Elle le voyait chercher ses mots, s’efforçant de structurer sa réponse.

Il semblait avoir vieilli de cinq ans, depuis leur dernière rencontre. Son visage était pâle et tiré, il avait des cernes sous les yeux, et ses épaules étaient voûtées comme si se tenir droit avait été un trop grand effort pour lui ce jour-là. Elle n’avait jamais vu ce Dekkeret auparavant, cet homme fatigué, brusquement indécis. Elle voulut tendre la main vers lui, lui caresser le front pour lui apporter un peu de réconfort.

— La première fois que je t’ai vue, Fulkari, j’ai immédiatement été attiré par toi, dit-il avec hésitation. T’en souviens-tu ? J’ai dû avoir l’air d’un homme qui a été frappé par la foudre.

Fulkari sourit.

— Je m’en souviens, oui. Tu me regardais fixement, encore et encore. Tu me fixais si intensément que j’ai commencé à penser qu’il y avait un problème avec ma tenue.

— Il n’y avait aucun problème. Je ne pouvais cesser de te regarder, c’est tout. Puis tu as poursuivi ton chemin, j’ai demandé à quelqu’un qui tu étais, et je me suis arrangé pour te faire inviter à une réception que donnait lady Varaile la semaine suivante.

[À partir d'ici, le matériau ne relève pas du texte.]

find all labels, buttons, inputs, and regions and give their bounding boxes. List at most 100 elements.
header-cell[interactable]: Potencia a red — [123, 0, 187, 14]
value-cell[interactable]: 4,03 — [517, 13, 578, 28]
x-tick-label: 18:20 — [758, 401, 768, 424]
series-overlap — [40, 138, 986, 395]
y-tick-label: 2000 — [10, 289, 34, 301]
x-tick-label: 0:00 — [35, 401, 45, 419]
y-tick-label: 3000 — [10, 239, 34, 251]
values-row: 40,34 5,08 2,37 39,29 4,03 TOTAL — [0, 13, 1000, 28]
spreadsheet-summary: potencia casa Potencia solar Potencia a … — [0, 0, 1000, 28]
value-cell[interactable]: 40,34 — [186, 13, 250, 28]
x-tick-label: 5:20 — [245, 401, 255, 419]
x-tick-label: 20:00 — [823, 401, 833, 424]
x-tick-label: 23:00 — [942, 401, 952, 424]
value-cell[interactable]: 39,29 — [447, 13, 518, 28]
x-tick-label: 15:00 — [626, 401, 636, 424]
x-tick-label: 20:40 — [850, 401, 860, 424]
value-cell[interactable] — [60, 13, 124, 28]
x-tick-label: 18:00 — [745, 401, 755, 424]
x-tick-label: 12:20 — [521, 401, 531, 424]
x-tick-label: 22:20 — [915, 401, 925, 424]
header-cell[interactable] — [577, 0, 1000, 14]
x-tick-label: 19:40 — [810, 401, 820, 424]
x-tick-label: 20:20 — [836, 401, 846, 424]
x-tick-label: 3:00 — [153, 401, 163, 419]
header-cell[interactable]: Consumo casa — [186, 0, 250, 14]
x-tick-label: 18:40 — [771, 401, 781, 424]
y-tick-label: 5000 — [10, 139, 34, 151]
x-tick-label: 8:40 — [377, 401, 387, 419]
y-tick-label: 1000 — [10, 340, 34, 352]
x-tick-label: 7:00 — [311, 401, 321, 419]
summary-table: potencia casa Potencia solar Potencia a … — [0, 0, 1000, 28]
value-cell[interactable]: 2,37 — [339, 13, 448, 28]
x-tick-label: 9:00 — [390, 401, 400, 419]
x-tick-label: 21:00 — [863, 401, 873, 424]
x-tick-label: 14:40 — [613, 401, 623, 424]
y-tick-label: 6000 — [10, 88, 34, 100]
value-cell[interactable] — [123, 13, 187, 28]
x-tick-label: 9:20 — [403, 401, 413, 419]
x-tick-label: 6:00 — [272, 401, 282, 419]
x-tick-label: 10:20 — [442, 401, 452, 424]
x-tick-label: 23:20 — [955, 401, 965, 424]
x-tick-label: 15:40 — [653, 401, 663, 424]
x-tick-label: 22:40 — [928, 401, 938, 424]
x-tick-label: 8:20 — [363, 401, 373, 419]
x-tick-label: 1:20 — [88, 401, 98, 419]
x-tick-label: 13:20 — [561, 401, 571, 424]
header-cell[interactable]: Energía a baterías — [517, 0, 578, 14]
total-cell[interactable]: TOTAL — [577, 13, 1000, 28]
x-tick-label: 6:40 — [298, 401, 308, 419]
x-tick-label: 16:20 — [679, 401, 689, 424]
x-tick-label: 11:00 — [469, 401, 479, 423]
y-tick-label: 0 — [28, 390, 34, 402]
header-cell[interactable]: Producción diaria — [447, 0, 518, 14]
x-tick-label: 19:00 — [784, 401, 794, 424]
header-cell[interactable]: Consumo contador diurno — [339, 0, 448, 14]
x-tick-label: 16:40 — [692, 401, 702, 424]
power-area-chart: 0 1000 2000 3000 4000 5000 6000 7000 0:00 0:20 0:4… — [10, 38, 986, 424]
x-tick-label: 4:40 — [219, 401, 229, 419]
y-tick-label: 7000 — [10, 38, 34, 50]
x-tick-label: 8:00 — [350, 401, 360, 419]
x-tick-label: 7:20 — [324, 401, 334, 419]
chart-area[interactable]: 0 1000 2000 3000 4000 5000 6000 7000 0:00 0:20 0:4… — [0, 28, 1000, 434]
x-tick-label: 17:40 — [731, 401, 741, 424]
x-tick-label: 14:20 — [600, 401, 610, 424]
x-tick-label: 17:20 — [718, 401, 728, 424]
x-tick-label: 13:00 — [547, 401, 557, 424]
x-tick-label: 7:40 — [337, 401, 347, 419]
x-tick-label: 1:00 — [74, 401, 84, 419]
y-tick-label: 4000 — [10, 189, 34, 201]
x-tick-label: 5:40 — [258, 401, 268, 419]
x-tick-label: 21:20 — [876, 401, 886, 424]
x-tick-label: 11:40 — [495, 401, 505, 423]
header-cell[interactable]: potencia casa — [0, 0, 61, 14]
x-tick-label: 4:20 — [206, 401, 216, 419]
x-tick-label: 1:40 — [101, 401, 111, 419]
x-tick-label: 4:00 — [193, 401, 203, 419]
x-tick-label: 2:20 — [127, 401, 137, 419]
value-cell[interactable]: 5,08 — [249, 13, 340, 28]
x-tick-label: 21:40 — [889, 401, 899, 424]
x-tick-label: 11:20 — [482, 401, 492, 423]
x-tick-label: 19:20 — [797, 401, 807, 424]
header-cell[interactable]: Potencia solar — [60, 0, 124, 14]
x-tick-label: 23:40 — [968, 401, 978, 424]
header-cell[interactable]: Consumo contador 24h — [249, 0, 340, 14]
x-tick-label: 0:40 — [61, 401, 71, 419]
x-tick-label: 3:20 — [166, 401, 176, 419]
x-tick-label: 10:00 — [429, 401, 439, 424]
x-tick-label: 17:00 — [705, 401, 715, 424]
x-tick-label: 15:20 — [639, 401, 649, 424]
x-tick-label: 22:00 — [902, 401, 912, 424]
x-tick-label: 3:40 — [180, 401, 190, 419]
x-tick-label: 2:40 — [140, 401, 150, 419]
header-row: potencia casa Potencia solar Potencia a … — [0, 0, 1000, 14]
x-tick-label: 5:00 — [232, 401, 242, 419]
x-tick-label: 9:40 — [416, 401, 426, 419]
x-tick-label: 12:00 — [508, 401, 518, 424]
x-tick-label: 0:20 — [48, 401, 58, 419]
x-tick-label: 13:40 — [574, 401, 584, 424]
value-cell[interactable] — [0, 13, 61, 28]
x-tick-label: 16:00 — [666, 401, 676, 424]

Où je t’ai fait avancer pour que tu me sois présentée.

— Et tu m’as dévisagée encore un peu.

— Oui. Je l’ai certainement fait. Te souviens-tu ce que je t’ai dit alors ?

Elle n’en avait pas de souvenir précis. Quoi qu’il lui ait dit à ce moment-là, cela s’était perdu, balayé dans la confusion et l’excitation de ces premiers instants.

— Tu as voulu savoir si tu pouvais me revoir, j’imagine, répondit-elle de façon hésitante.

— C’était plus tard. Que t’ai-je dit en premier lieu ?

— Crois-tu vraiment que je puisse me souvenir de tout avec autant de détails ? C’était il y a si longtemps, Dekkeret !

— Eh bien, je m’en souviens, déclara-t-il. Je t’ai demandé si tu étais du sang de Normork. Non, as-tu répondu : de Sipermit. Je t’ai alors dit que tu me rappelais beaucoup quelqu’un que j’avais connu à Normork longtemps avant, ma cousine Sithelle, en fait. Cela te rappelle-t-il quelque chose ? Une ressemblance extraordinaire, tes yeux, tes cheveux, ta bouche, ton menton, tes longs bras, tes jambes ; si semblable à Sithelle que j’ai cru voir son fantôme.